/ / Palace Fondaco dei Turchi: photos, description (Fondaco dei Turchi)

Palace Fondaco dei Turchi: photos, description (Fondaco dei Turchi)

Fondaco dei Turchi, a Veneto - Byzantine Palace on the Grand canal in Venice. It was built in the first half of the 13th century Giacomo Palmiero, an exile from Pesaro. In 1381, the year the Palazzo was bought by the Venetian Republic, which gave the Marquis of Ferrara niccolò II d'este. Even then, the Palace is sometimes used as a temporary residence of many distinguished guests of the Republic.

Since the beginning of the 17th century and up until 1838, the year of the Fondaco dei Turchi was a sort of a ghetto consisting of a single building, for subjects of the Ottoman Empire - the Turks, hence its name. Later, it housed a warehouse and market for the Turkish traders. In those same years in Venice existed Fondaco dei Tedeschi - closed residential quarters for the Germans.

The inhabitants of the Fondaco dei Turks had imposed strict restrictions, for example, rigidly regulated the time of leaving the ghetto and the time of return.
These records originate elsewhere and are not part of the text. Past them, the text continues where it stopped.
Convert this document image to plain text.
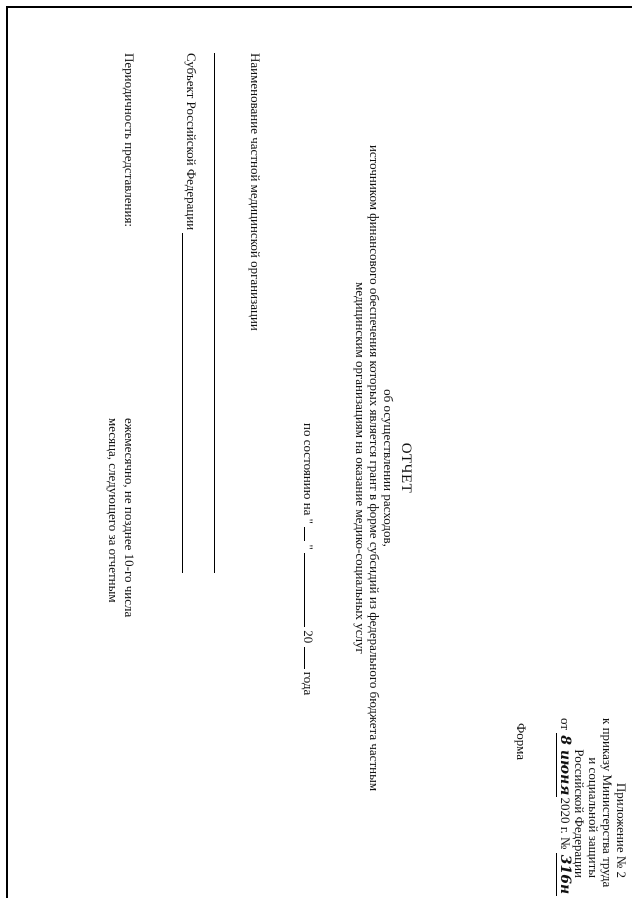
Приложение № 2
к приказу Министерства труда
и социальной защиты
Российской Федерации
от 8 июня2020 г. № 316н
Форма
ОТЧЕТ
об осуществлении расходов,
источником финансового обеспечения которых является грант в форме субсидий из федерального бюджета частным
медицинским организациям на оказание медико-социальных услуг
по состоянию на "  "  20  года
Наименование частной медицинской организации
Субъект Российской Федерации
Периодичность представления:
ежемесячно, не позднее 10-го числа
месяца, следующего за отчетным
Controlled and trade, which led the Turks, and they in those years, imported to Venice wax, crude oil, and wool. After 1797, the year, by decree of Napoleon to the Republic of Venice ceased to exist, the Turks continued to live in the Palazzo.

By the mid-19th century the building was in terrible condition, and from 1860 to 1880-th years, it carried out restoration work. To the original Veneto-Byzantine style were added some new elements, for example, towers on both sides, which was not originally.

From 1890 till 1923, the first years in the Fondaco dei Turchi housed the Museo Correr, which is then moved to the building of Procuratie Nuove in Piazza San Marco. Today the Palazzo is the Museum of natural history of Venice with a collection of flora and fauna, and fossils, and an aquarium. In total it is exhibited more than 2 million items, divided into Botanical, entomological, ethnographic and Zoological collections.